Summary – They let Lowery walk, which opens up a starting safety spot as he missed just 56 snaps last season. The departures of McClain and Wilson further open up the secondary as the duo combined to play the snaps of one full time starter. Neither played particularly well so the loss isn’t a back breaking one. After spending big on the defensive line last offseason, Atlanta let Peters move on to Arizona rather than pull out the checkbook again.

Replacement Plan – Lowery will likely be replaced by some combination of William Moore and second-year safety Dezman Southward. Both could add around 700 extra snaps if they lock down an every-down role, but neither impressed much in 2014. Depending on how ready second-round corner Jalen Collins is in Week 1, he could see the field in nickel packages with Robert Alford retaining his starting role, but if Collins comes on strong, they could swap roles by the end of the season.

On the defensive line, Tyson Jackson, Paul Soliai, and Ra’Shede Hageman all played less than 50% of the team’s snaps last year, and that trio should have little trouble eating up Peters’ 2014 playing time. Osi Umenyiora and Jonathan Massaquoi will not be back and combined for 680 snaps on the edge. The recently signed Adrian Clayborn will help ease the loss, but he’ll be competing with the eighth overall pick, Vic Beasley.

 

  • Tim Edell

    Pretty sure Chris Chester or Sam Baker if they do not cut him will end up starting at Gaurd ahead of Gunn.

    • CheckyMan

      I’m a little disappointed that this was posted today and is already outdated, even though Chester was signed last week.
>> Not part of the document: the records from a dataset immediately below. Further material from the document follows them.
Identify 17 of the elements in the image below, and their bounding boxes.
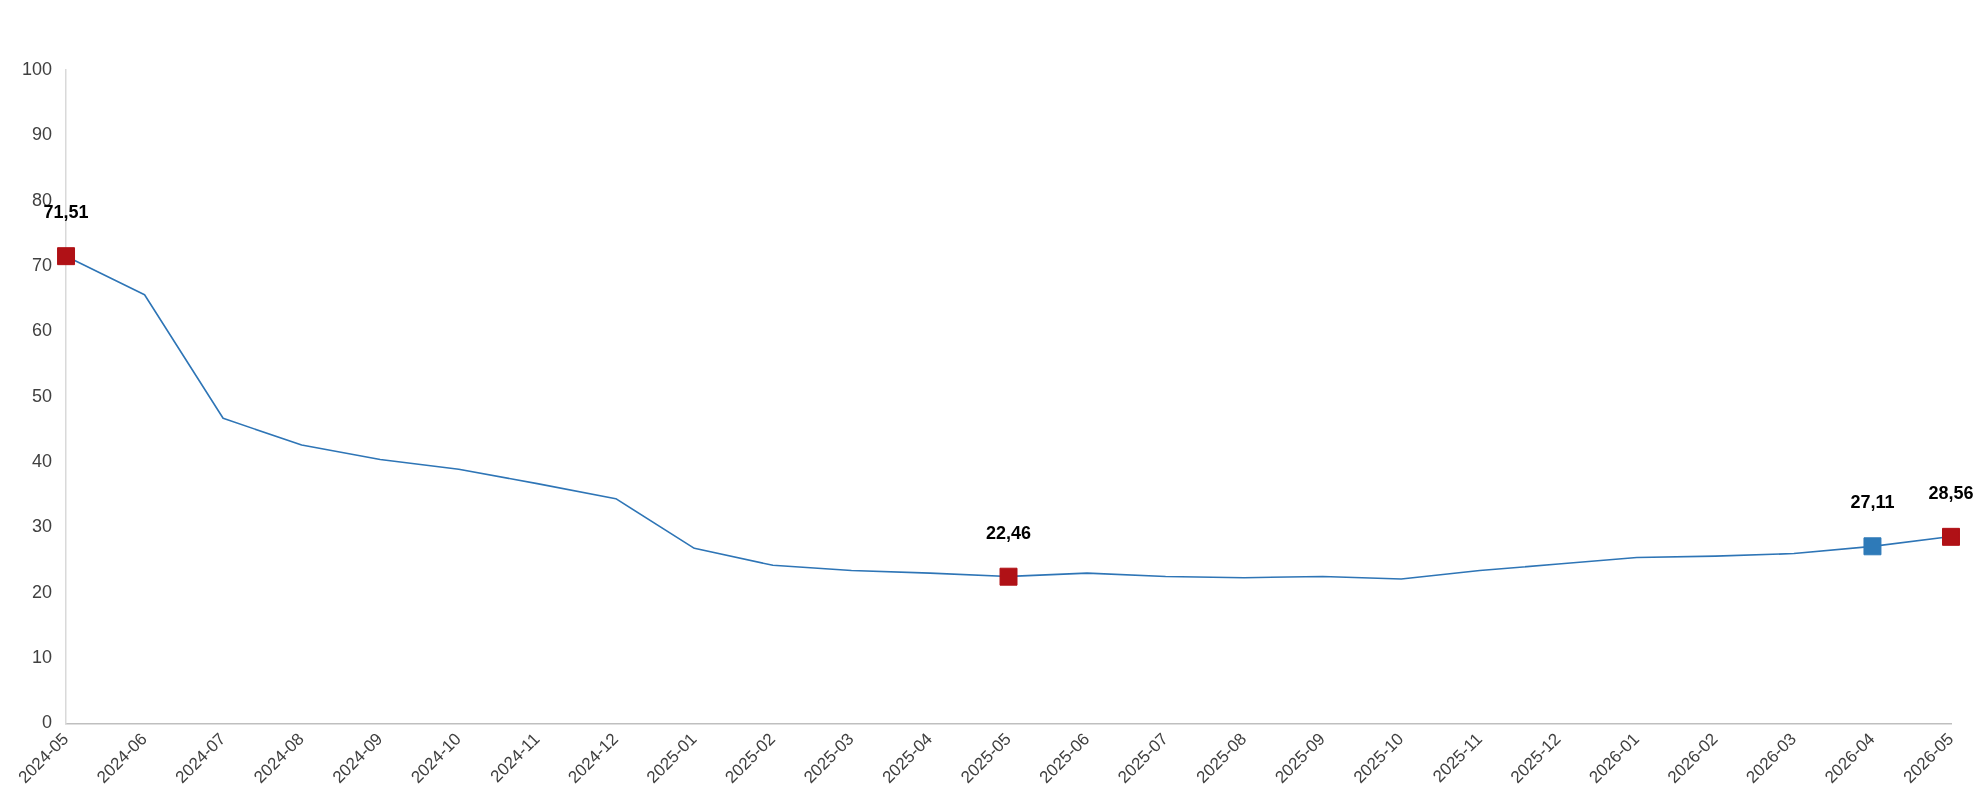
point	[1863, 537, 1882, 556]
y-tick-label: 70	[32, 255, 53, 276]
data-label: 28,56	[1928, 482, 1974, 503]
y-tick-label: 20	[32, 581, 53, 602]
y-tick-label: 0	[42, 712, 53, 733]
y-tick-label: 100	[21, 58, 53, 79]
point	[57, 247, 76, 266]
y-tick-label: 30	[32, 516, 53, 537]
y-tick-label: 10	[32, 647, 53, 668]
point	[999, 567, 1018, 586]
y-tick-label: 50	[32, 385, 53, 406]
y-tick-label: 90	[32, 124, 53, 145]
y-tick-label: 60	[32, 320, 53, 341]
data-label: 27,11	[1850, 492, 1895, 513]
y-tick-label: 40	[32, 451, 53, 472]
point	[1942, 527, 1960, 546]
data-label: 22,46	[985, 522, 1032, 543]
      I also think the bits about Hardy vs. Hester/Weems and Freeman vs. Coleman are probably backwards.

      • PFF_ColeSchultz

        That’s the unfortunate part about doing a series like this, is if you don’t write everything the night before it goes up, some things tend to get outdated. It didn’t help that the Falcons’ official depth chart was (and still is) a bit lackluster, to say the least. This is about the best part of the offseason to do this though, as the draft is over and free agency is pretty slow at the moment.
        I wouldn’t particularly expect Coleman or Hardy to project to be huge parts of the offense, relatively few 3rd/4th rounders last year made a major impact on their team, but HB on a HB-needy team would be the ideal way for a mid-round pick to get some snaps. Not many teams go into the draft expecting their 3rd rounders to come in and be a solid starter from day 1, though it’s certainly a possibility.

        • CheckyMan

          Not many teams are as devoid of depth as the Falcons haha, but yeah I certainly get you and at least at this point in the offseason it definitely makes more sense to expect the vets to be favored. How do you feel about Chester filling the hole at guard?

          • PFF_ColeSchultz

            He’s had three straight years of average to above average play and five straight of 1000+ snaps, so he’ll very likely be better than whoever else they’d have to slot in there. He’s up there in age, but no reason to think his play would decline too much yet as he’s 32.